Segundo as pesquisadoras, a oficina foi um grande sucesso, porque as pessoas estavam interessadas em contribuir para a distribuição de conhecimento e para a criação, melhora e a tradução de páginas de conteúdos sobre essas mulheres antropólogas. Como resultado, foram produzidos os verbetes materiais com licenças livres, que os leitores podem ler, compartilhar, copiar ou modificar os conteúdos livremente.

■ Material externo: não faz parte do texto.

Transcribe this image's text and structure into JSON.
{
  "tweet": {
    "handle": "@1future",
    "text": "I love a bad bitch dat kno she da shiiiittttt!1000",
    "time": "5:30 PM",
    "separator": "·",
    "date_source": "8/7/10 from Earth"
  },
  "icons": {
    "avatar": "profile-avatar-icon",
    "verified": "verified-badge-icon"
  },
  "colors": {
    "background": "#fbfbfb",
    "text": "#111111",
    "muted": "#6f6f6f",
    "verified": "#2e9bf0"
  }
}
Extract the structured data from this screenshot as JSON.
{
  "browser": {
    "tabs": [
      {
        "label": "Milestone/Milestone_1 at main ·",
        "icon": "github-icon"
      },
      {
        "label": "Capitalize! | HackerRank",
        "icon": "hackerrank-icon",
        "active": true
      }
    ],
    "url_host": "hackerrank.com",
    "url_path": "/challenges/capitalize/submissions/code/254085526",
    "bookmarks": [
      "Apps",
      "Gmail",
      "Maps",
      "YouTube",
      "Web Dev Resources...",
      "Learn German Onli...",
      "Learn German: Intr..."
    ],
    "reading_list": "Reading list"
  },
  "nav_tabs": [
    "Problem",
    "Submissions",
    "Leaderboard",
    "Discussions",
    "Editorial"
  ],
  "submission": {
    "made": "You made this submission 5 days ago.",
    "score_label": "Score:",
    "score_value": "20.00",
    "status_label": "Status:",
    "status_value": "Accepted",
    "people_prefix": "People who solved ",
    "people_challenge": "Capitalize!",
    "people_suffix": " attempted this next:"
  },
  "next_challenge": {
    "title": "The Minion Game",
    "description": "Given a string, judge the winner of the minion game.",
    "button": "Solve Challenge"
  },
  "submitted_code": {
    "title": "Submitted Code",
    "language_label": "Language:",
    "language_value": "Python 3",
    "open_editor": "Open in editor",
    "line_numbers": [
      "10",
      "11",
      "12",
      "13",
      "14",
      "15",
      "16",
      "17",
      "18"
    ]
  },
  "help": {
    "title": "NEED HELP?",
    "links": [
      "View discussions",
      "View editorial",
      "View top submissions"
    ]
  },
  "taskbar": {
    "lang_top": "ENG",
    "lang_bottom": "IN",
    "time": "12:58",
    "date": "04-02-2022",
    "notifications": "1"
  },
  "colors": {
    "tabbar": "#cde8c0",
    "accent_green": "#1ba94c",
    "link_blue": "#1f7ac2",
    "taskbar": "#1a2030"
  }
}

“Eu acho muito importante trazer isso à tona porque são iniciativas que não visam lucro, que não visam algoritmização. Então, a gente está na contra-mão da produção de conhecimento e de como ele vem sendo colocado na nossa contemporaneidade”, defendeu Isabela Tosta.
Sobre o uso da inteligência artificial, Carolina Parreiras trouxe reflexões sobre a possibilidade de que os verbetes disponibilizados na Wikipedia, por exemplo, sirvam como base de dados para treinamento dos modelos de inteligência artificial, ajudando a combater a questão dos vieses de gênero e raça. “A gente tem um problema não só no modelo de programação das plataformas, mas também nas bases de dados que temos acessíveis, inclusive para criar conhecimento e com a inteligência artificial, isso é potencializado”, apontou.
O evento também contou com a participação da Enciclopédia Itaú Cultural e com a presença do público da XIX Semana de Ciências Sociais da USP, "Ciências sociais: para quem? Trajetória, currículo e realidade no Brasil", que aconteceu entre os dias 26 e 30 de maio de 2025.